I am to trying to learn how to train a network for segmentation in pytorch.
I run into the problem of selecting a proper loss function and thus constructing a proper training loop.
The masks of the images are {0,1}-valued matrices, each channel represents different label (4 channels total). Which loss function should I use for this? Should it apply separately to every channel (class) and then be averaged?
I have this training loop for a UNet model:

for epoch in range(total):
    pbar = tqdm(trainloader);
    model.train()
    running_loss=0.
    for (x, mask) in pbar:
        y_pred = torch.softmax(model(x.cuda()), dim=1)
        loss = criterion(y_pred,
                         mask.cuda())
        running_loss += (loss.item())/len(trainloader)
        pbar.set_postfix({'Epoch': f'{epoch+1}/{total}',
                          'current_loss':f'{loss.item():.2f}'})
        loss.backward()
        if (i+1)%acc_steps==0: # accumulation of gradient
            optimizer.step()
            optimizer.zero_grad()
        gc.collect()
        torch.cuda.empty_cache()
        i+=1
    #print(running_loss)
    scheduler.step(running_loss)

and the loss i am using now is the dice coefficient loss per channel and then averaged

class DiceLoss(nn.Module):
    def __init__(self, eps=1e-15):
        super().__init__()
        self.eps = eps
        
    def forward(self, y_pred, y_true):
        '''
        y_true: mask, torch.Tensor of shape NxCxHxW
        y_pred: prediction, torch.Tensor of shape NxCxHxW
        
        Here C is number of classes (4)
        '''
        num_classes = y_true.size(1)
        bs = y_true.size(0)
        dice_coef = 0.
        for cls in range(num_classes):
            intersection = y_true[:,cls].float() * y_pred[:,cls].float()
            union = y_true[:,cls].float() + y_pred[:,cls].float()
        
            dice_coef += ((2*intersection.sum() + self.eps)/(union.sum()+self.eps))
        dice_coef/=len(range(num_classes))
        return 1.-dice_coef #maximize dice coef by minimizing this value

Is this a correct approach for the Dice coefficient-based loss function and the training loop overall?

Thanks for any advice.

ptrblck · September 4, 2019, 11:02pm

Alternatively to the dice loss you could also use e.g. nn.CrossentropyLoss, if each pixel belongs to one certain class (note that you would need to pass the logits to this loss function).

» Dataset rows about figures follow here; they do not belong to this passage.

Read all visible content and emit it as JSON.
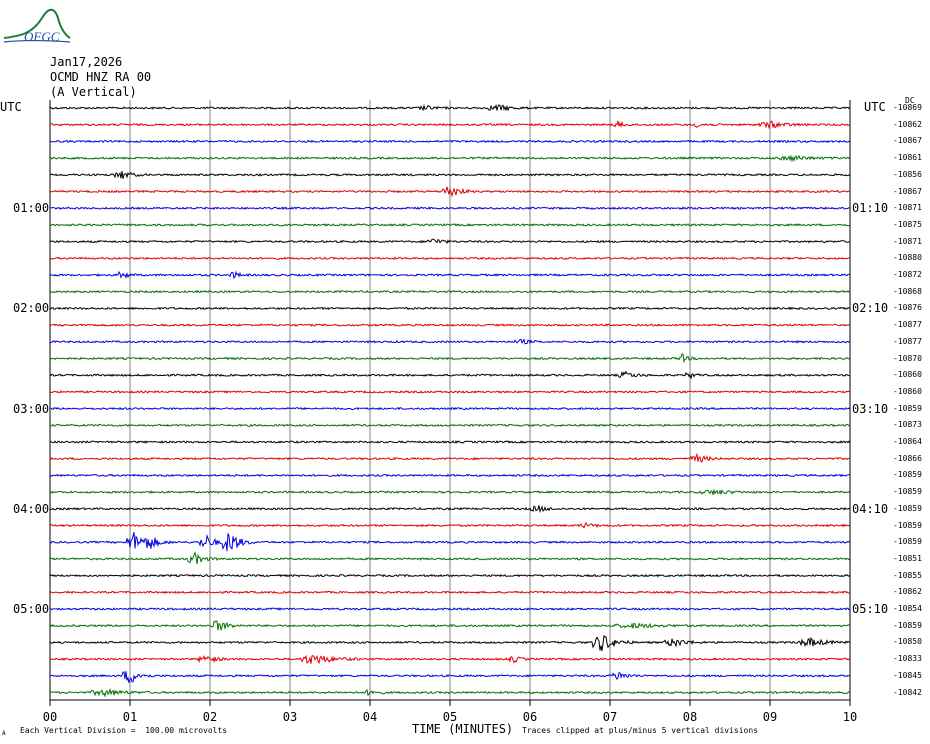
{
  "header": {
    "logo_text": "OFGC",
    "date": "Jan17,2026",
    "station": "OCMD HNZ RA 00",
    "component": "(A Vertical)",
    "utc_left": "UTC",
    "utc_right": "UTC",
    "right_top_label": "DC"
  },
  "footer": {
    "small_mark": "A",
    "scale_note": "Each Vertical Division =  100.00 microvolts",
    "xlabel": "TIME (MINUTES)",
    "clip_note": "Traces clipped at plus/minus 5 vertical divisions"
  },
  "colors": {
    "black": "#000000",
    "red": "#e00000",
    "blue": "#0000e0",
    "green": "#007000",
    "grid": "#808080",
    "logo": "#1a7f3c",
    "logo_text": "#1f4fa3"
  },
  "chart_data": {
    "type": "line",
    "title": "",
    "xlabel": "TIME (MINUTES)",
    "x_ticks": [
      "00",
      "01",
      "02",
      "03",
      "04",
      "05",
      "06",
      "07",
      "08",
      "09",
      "10"
    ],
    "xlim": [
      0,
      10
    ],
    "grid": true,
    "trace_color_cycle": [
      "black",
      "red",
      "blue",
      "green"
    ],
    "left_time_labels": [
      {
        "label": "01:00",
        "row": 6
      },
      {
        "label": "02:00",
        "row": 12
      },
      {
        "label": "03:00",
        "row": 18
      },
      {
        "label": "04:00",
        "row": 24
      },
      {
        "label": "05:00",
        "row": 30
      }
    ],
    "right_time_labels": [
      {
        "label": "01:10",
        "row": 6
      },
      {
        "label": "02:10",
        "row": 12
      },
      {
        "label": "03:10",
        "row": 18
      },
      {
        "label": "04:10",
        "row": 24
      },
      {
        "label": "05:10",
        "row": 30
      }
    ],
    "trace_offsets": [
      "-10869",
      "-10862",
      "-10867",
      "-10861",
      "-10856",
      "-10867",
      "-10871",
      "-10875",
      "-10871",
      "-10880",
      "-10872",
      "-10868",
      "-10876",
      "-10877",
      "-10877",
      "-10870",
      "-10860",
      "-10860",
      "-10859",
      "-10873",
      "-10864",
      "-10866",
      "-10859",
      "-10859",
      "-10859",
      "-10859",
      "-10859",
      "-10851",
      "-10855",
      "-10862",
      "-10854",
      "-10859",
      "-10850",
      "-10833",
      "-10845",
      "-10842"
    ],
    "events": [
      {
        "row": 0,
        "t": 4.7,
        "amp": 2,
        "dur": 0.3
      },
      {
        "row": 0,
        "t": 5.6,
        "amp": 3,
        "dur": 0.4
      },
      {
        "row": 1,
        "t": 7.1,
        "amp": 3,
        "dur": 0.2
      },
      {
        "row": 1,
        "t": 8.1,
        "amp": 2,
        "dur": 0.3
      },
      {
        "row": 1,
        "t": 9.0,
        "amp": 3,
        "dur": 0.5
      },
      {
        "row": 3,
        "t": 9.3,
        "amp": 2,
        "dur": 0.6
      },
      {
        "row": 4,
        "t": 0.9,
        "amp": 4,
        "dur": 0.3
      },
      {
        "row": 5,
        "t": 5.0,
        "amp": 7,
        "dur": 0.3
      },
      {
        "row": 8,
        "t": 4.8,
        "amp": 3,
        "dur": 0.3
      },
      {
        "row": 10,
        "t": 0.9,
        "amp": 4,
        "dur": 0.2
      },
      {
        "row": 10,
        "t": 2.3,
        "amp": 3,
        "dur": 0.2
      },
      {
        "row": 14,
        "t": 5.9,
        "amp": 2,
        "dur": 0.3
      },
      {
        "row": 15,
        "t": 7.9,
        "amp": 4,
        "dur": 0.2
      },
      {
        "row": 16,
        "t": 7.2,
        "amp": 3,
        "dur": 0.3
      },
      {
        "row": 16,
        "t": 8.0,
        "amp": 3,
        "dur": 0.2
      },
      {
        "row": 21,
        "t": 8.1,
        "amp": 4,
        "dur": 0.3
      },
      {
        "row": 23,
        "t": 8.3,
        "amp": 2,
        "dur": 0.6
      },
      {
        "row": 24,
        "t": 6.1,
        "amp": 3,
        "dur": 0.3
      },
      {
        "row": 25,
        "t": 6.7,
        "amp": 2,
        "dur": 0.3
      },
      {
        "row": 26,
        "t": 1.05,
        "amp": 10,
        "dur": 0.3
      },
      {
        "row": 26,
        "t": 1.25,
        "amp": 6,
        "dur": 0.3
      },
      {
        "row": 26,
        "t": 1.95,
        "amp": 7,
        "dur": 0.3
      },
      {
        "row": 26,
        "t": 2.25,
        "amp": 12,
        "dur": 0.3
      },
      {
        "row": 27,
        "t": 1.8,
        "amp": 6,
        "dur": 0.3
      },
      {
        "row": 31,
        "t": 2.1,
        "amp": 6,
        "dur": 0.3
      },
      {
        "row": 31,
        "t": 7.3,
        "amp": 2,
        "dur": 0.8
      },
      {
        "row": 32,
        "t": 6.9,
        "amp": 9,
        "dur": 0.4
      },
      {
        "row": 32,
        "t": 7.8,
        "amp": 4,
        "dur": 0.4
      },
      {
        "row": 32,
        "t": 9.5,
        "amp": 4,
        "dur": 0.5
      },
      {
        "row": 33,
        "t": 1.95,
        "amp": 4,
        "dur": 0.3
      },
      {
        "row": 33,
        "t": 3.3,
        "amp": 5,
        "dur": 0.6
      },
      {
        "row": 33,
        "t": 5.8,
        "amp": 3,
        "dur": 0.2
      },
      {
        "row": 34,
        "t": 1.0,
        "amp": 8,
        "dur": 0.3
      },
      {
        "row": 34,
        "t": 7.1,
        "amp": 4,
        "dur": 0.3
      },
      {
        "row": 35,
        "t": 0.7,
        "amp": 3,
        "dur": 0.6
      },
      {
        "row": 35,
        "t": 4.0,
        "amp": 3,
        "dur": 0.2
      }
    ]
  }
}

The training loop looks alright. I’m wondering, why you are calling empty_cache() inside the loop, as this could make your code slower and shouldn’t save any memory.

notacode · September 4, 2019, 11:20pm

Would crossentropy loss work if the target mask has shape Nx4xHxW? I thought that the mask for cross entropy needs to be NxHxW only.

I will try it.
I use empty_cache() because I actually thought that it does save up some gpu memory, the images are very large (and the batch size is very small, hence grad accumulation).

ptrblck · September 4, 2019, 11:24pm

If the target is currently a one-hot encoded tensor, you should pass torch.argmax(target, 1) as the target to nn.CrossEntropyLoss.